Prossimamente, un tavolo tecnico con il supporto del consulente Gianni Auriemma


Gianni Auriemma

SCALEA – 20 ago. 19 - Il dibattito sulle tematiche ambientali è sempre vivo. Ancor di più in questo periodo quando, chi va al mare, si ritrova a farsi il bagno in mezzo a chiazze multicolori. Le risposte fornite sono diverse, dalle inflorescenze algali, a reflui fognari. E allora, l'associazione “Pensiamo a Scalea”, che è anche gruppo consiliare a Scalea, ha organizzato quello che ha definito: un incontro preliminare con Gianni Auriemma, consulente in materia di reati ambientali e di inquinamento delle acque e del territorio in genere, soprattutto nell'area campana.

Si è discusso di ambiente, con particolare riferimento al mare. Gianni Auriemma ha risposto alla domanda “cosa dobbiamo fare per avere a Scalea un mare sempre pulito?”. Come è noto, il problema non può essere ristretto al solo ambito locale, ma va individuato in un'ottica globale, perché il mare non è un contenitore chiuso, comune per comune. E quindi Auriemma ha parlato delle infrastrutture relative sia agli scarichi idrici esistenti che al funzionamento delle stazioni di sollevamento liquami, agli sfiori presenti nella rete fognaria e alle eventuali condotte.
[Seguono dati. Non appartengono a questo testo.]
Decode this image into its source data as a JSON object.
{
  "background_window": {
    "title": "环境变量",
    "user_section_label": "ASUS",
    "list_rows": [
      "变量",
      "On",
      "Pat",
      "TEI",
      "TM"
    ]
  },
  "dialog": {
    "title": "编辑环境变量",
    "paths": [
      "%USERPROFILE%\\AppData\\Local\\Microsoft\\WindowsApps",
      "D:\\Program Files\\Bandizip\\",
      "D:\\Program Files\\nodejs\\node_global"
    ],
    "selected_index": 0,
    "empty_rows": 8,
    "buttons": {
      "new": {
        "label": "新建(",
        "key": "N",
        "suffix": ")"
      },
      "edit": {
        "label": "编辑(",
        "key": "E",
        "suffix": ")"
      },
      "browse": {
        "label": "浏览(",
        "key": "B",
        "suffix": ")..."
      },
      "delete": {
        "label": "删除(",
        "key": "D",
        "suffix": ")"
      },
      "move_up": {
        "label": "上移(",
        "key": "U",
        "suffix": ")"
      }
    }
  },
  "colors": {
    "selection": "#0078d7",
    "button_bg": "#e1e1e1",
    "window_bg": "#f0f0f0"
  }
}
“Sono state indicate – fanno sapere dal gruppo “Pensiamo a Scalea” - diverse linee di azione e di intervento che investono i vari campi interessati, che vanno dalla attività di depurazione alla regolamentazione delle attività degli autospurgo, dal rapporto effettivo tra acqua consumata alla quantità dei liquidi che arrivano al depuratore, dal costante monitoraggio dei percorsi delle acque dei fiumi, torrenti e canali al punto in cui sfociano a mare. Inoltre, sarà indispensabile un coinvolgimento non solo dei vicini comuni costieri, tra cui almeno quelli di San Nicola Arcella, Praia a Mare, Tortora e Maratea, a Nord di Scalea, e Santa Maria del Cedro e Grisolia a Sud, ma anche di quelli a monte che sversano nei fiumi e nei torrenti, comprese le centrali elettriche e le attività industriali che scaricano le proprie acque di processo”. Una situazione già nota che, lo ripetiamo ogni estate, andrebbe affrontata nei mesi invernali e invece si ripresenta puntuale ogni estate, quando iniziano le proteste dei villeggianti. E, anzi, quest'anno la situazione è certamente migliorata. L'associazione “Mare pulito” è impegnata da tempo, anche nei mesi invernali, a individuare eventuali scarichi abusivi che, inevitabilmente, contribuiscono a rendere sporche le acque del mare nei mesi estivi. Il gruppo di Pensiamo a Scalea ha deciso di istituire con urgenza un tavolo tecnico che sarà coordinato da Gianni Auriemma, al fine di programmare tutte le possibili azioni a beneficio della prossima estate 2020. “Particolarmente

soddisfatti si sono dichiarati i dirigenti di “Pensiamo a Scalea”, che hanno assicurato il loro impegno per continuare a percorrere la strada della competenza per un serio ed efficace approccio ai problemi”.